Entre dezembros e janeiros] Remendar a vida

Nós, que escrevemos estes tempos – seja no jornalismo, ou nas notícias particulares para alguém -, ficamos com receio de dizer sobre alguma felicidade. Nos últimos dois anos, o riso foi encoberto e, mais do que isso, foi desfeito. Temos, agora, certa vergonha de saber das alegrias e uma timidez em senti-las: porque milhares estão mortos ao nosso lado e outros milhares estão feridos à nossa direita. É improvável que algum ser humano, no mundo real, não tenha sido atingido pela pandemia de covid-19 – em cheio ou pelos estilhaços.

A alegria contida é uma das sequelas da pandemia de covid-19. Porque é só metade ser feliz sozinha/sozinho. Se o corpo levará um tempo para recuperar o fôlego e outras funcionalidades, igualmente, o pensamento precisará de um tempo para recuperar a ideia de felicidade; tempos ainda desconhecidos, sobre a doença e sobre as curas.

Mas que, por serem desconhecidos, também nos provocam a descoberta. Pela ciência, pela fé, uns pelos outros, todos por um, nós desvendaremos as curas e as felicidades. Porque é assim, desde que o humano é humanidade. A propósito, muitos de nós, a partir do primeiro dia de escuridão desta pandemia, já fazem esse trabalho de formiga. E investigam o invisível: aquilo capaz de salvar corpo e alma. Sejam vacinas, remédios ou alegrias.

Sim, eu sei (porque também sinto, muito) é impossível escrever os sentimentos desses dias sem dizer dos mortos e dos feridos, de todas as perdas e fomes, enfim, das faltas – e a felicidade tem sido uma ausência, em um País faminto e de governos corruptos e desumanos; desigual, injusto e sem paz.

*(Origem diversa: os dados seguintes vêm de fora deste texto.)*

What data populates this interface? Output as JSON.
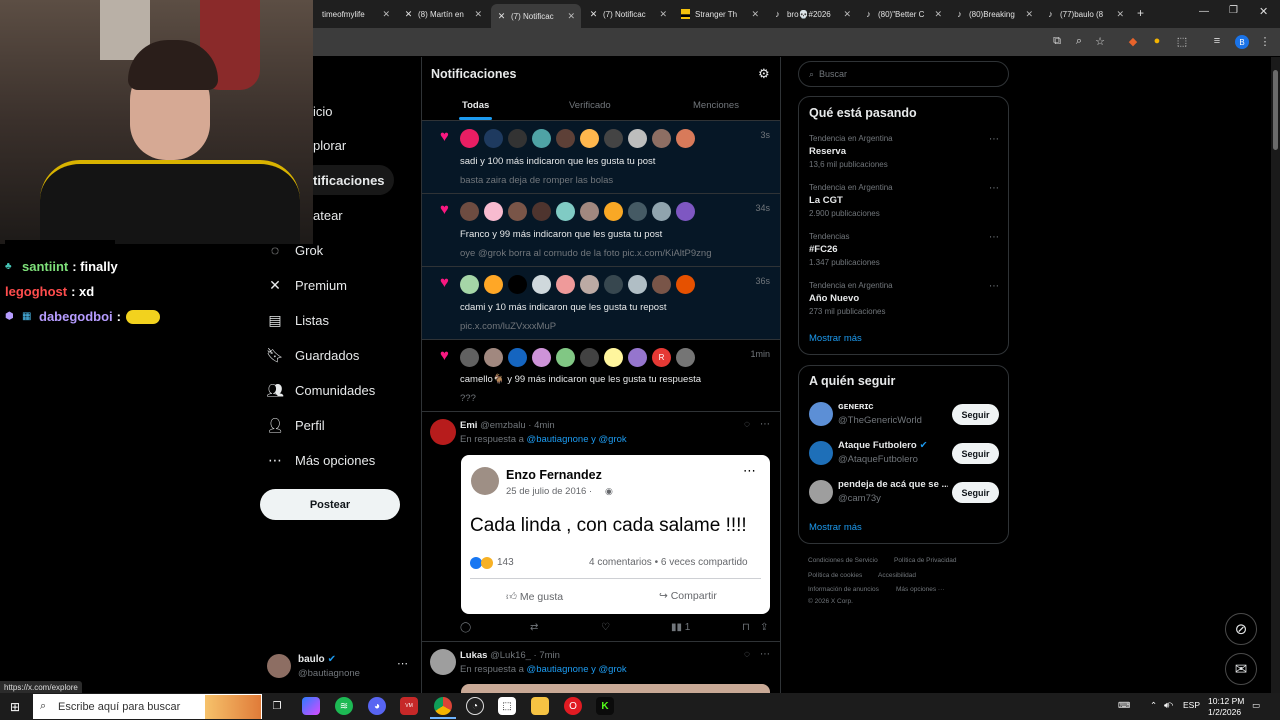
{
  "browser": {
    "tabs": [
      {
        "title": "timeofmylife",
        "icon": "x-logo-icon"
      },
      {
        "title": "(8) Martín en",
        "icon": "x-logo-icon"
      },
      {
        "title": "(7) Notificac",
        "icon": "x-logo-icon",
        "active": true
      },
      {
        "title": "(7) Notificac",
        "icon": "x-logo-icon"
      },
      {
        "title": "Stranger Th",
        "icon": "stranger-icon"
      },
      {
        "title": "bro💀#2026",
        "icon": "tiktok-icon"
      },
      {
        "title": "(80)\"Better C",
        "icon": "tiktok-icon"
      },
      {
        "title": "(80)Breaking",
        "icon": "tiktok-icon"
      },
      {
        "title": "(77)baulo (8",
        "icon": "tiktok-icon"
      }
    ],
    "new_tab": "+",
    "profile_letter": "B",
    "status_url": "https://x.com/explore"
  },
  "stream_chat": [
    {
      "user": "santiint",
      "message": ": finally",
      "color": "#7ee07a"
    },
    {
      "user": "legoghost",
      "message": ": xd",
      "color": "#ff4d4d"
    },
    {
      "user": "dabegodboi",
      "message": ":",
      "color": "#b69cff"
    }
  ],
  "nav": {
    "partial": [
      "icio",
      "plorar",
      "tificaciones",
      "atear"
    ],
    "items": [
      "Grok",
      "Premium",
      "Listas",
      "Guardados",
      "Comunidades",
      "Perfil",
      "Más opciones"
    ],
    "post_label": "Postear",
    "account_name": "baulo",
    "account_handle": "@bautiagnone"
  },
  "notifications": {
    "title": "Notificaciones",
    "tabs": [
      "Todas",
      "Verificado",
      "Menciones"
    ],
    "items": [
      {
        "time": "3s",
        "text": "sadi y 100 más indicaron que les gusta tu post",
        "sub": "basta zaira deja de romper las bolas"
      },
      {
        "time": "34s",
        "text": "Franco y 99 más indicaron que les gusta tu post",
        "sub": "oye @grok borra al cornudo de la foto pic.x.com/KiAltP9zng"
      },
      {
        "time": "36s",
        "text": "cdami y 10 más indicaron que les gusta tu repost",
        "sub": "pic.x.com/luZVxxxMuP"
      },
      {
        "time": "1min",
        "text": "camello🐐 y 99 más indicaron que les gusta tu respuesta",
        "sub": "???"
      }
    ],
    "reply1": {
      "name": "Emi",
      "handle": "@emzbalu · 4min",
      "reply_prefix": "En respuesta a",
      "reply_to": "@bautiagnone y @grok",
      "card": {
        "author": "Enzo Fernandez",
        "date": "25 de julio de 2016 ·",
        "text": "Cada linda , con cada salame !!!!",
        "reactions": "143",
        "comments": "4 comentarios • 6 veces compartido",
        "like_label": "Me gusta",
        "share_label": "Compartir"
      },
      "views": "1"
    },
    "reply2": {
      "name": "Lukas",
      "handle": "@Luk16_ · 7min",
      "reply_prefix": "En respuesta a",
      "reply_to": "@bautiagnone y @grok"
    }
  },
  "sidebar": {
    "search_placeholder": "Buscar",
    "trends_title": "Qué está pasando",
    "trends": [
      {
        "context": "Tendencia en Argentina",
        "name": "Reserva",
        "count": "13,6 mil publicaciones"
      },
      {
        "context": "Tendencia en Argentina",
        "name": "La CGT",
        "count": "2.900 publicaciones"
      },
      {
        "context": "Tendencias",
        "name": "#FC26",
        "count": "1.347 publicaciones"
      },
      {
        "context": "Tendencia en Argentina",
        "name": "Año Nuevo",
        "count": "273 mil publicaciones"
      }
    ],
    "show_more": "Mostrar más",
    "follow_title": "A quién seguir",
    "follow": [
      {
        "name": "ɢᴇɴᴇʀɪᴄ",
        "handle": "@TheGenericWorld",
        "button": "Seguir"
      },
      {
        "name": "Ataque Futbolero",
        "handle": "@AtaqueFutbolero",
        "button": "Seguir"
      },
      {
        "name": "pendeja de acá que se ...",
        "handle": "@cam73y",
        "button": "Seguir"
      }
    ],
    "follow_more": "Mostrar más",
    "footer": [
      "Condiciones de Servicio",
      "Política de Privacidad",
      "Política de cookies",
      "Accesibilidad",
      "Información de anuncios",
      "Más opciones ···",
      "© 2026 X Corp."
    ]
  },
  "taskbar": {
    "search_placeholder": "Escribe aquí para buscar",
    "lang": "ESP",
    "time": "10:12 PM",
    "date": "1/2/2026"
  },
  "colors": {
    "accent": "#1d9bf0",
    "like": "#f91880",
    "unread_bg": "#061726"
  }
}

Mesmo no Natal e no Ano Novo – ou, justamente, porque é Natal e Ano Novo e as luzes de dezembro iluminam os pedintes -, é impossível não escrever os desalentos que nos cercam. Diante dos milhares de mortos pela covid-19 e pela violência cotidiana (que não deu trégua nem na pandemia), no Brasil, e das mães que catam lixo para comer e para alimentar os filhos, e dos olhos da tristeza que máscara nenhuma consegue encobrir, a alegria tem se encabulado de ser alegre.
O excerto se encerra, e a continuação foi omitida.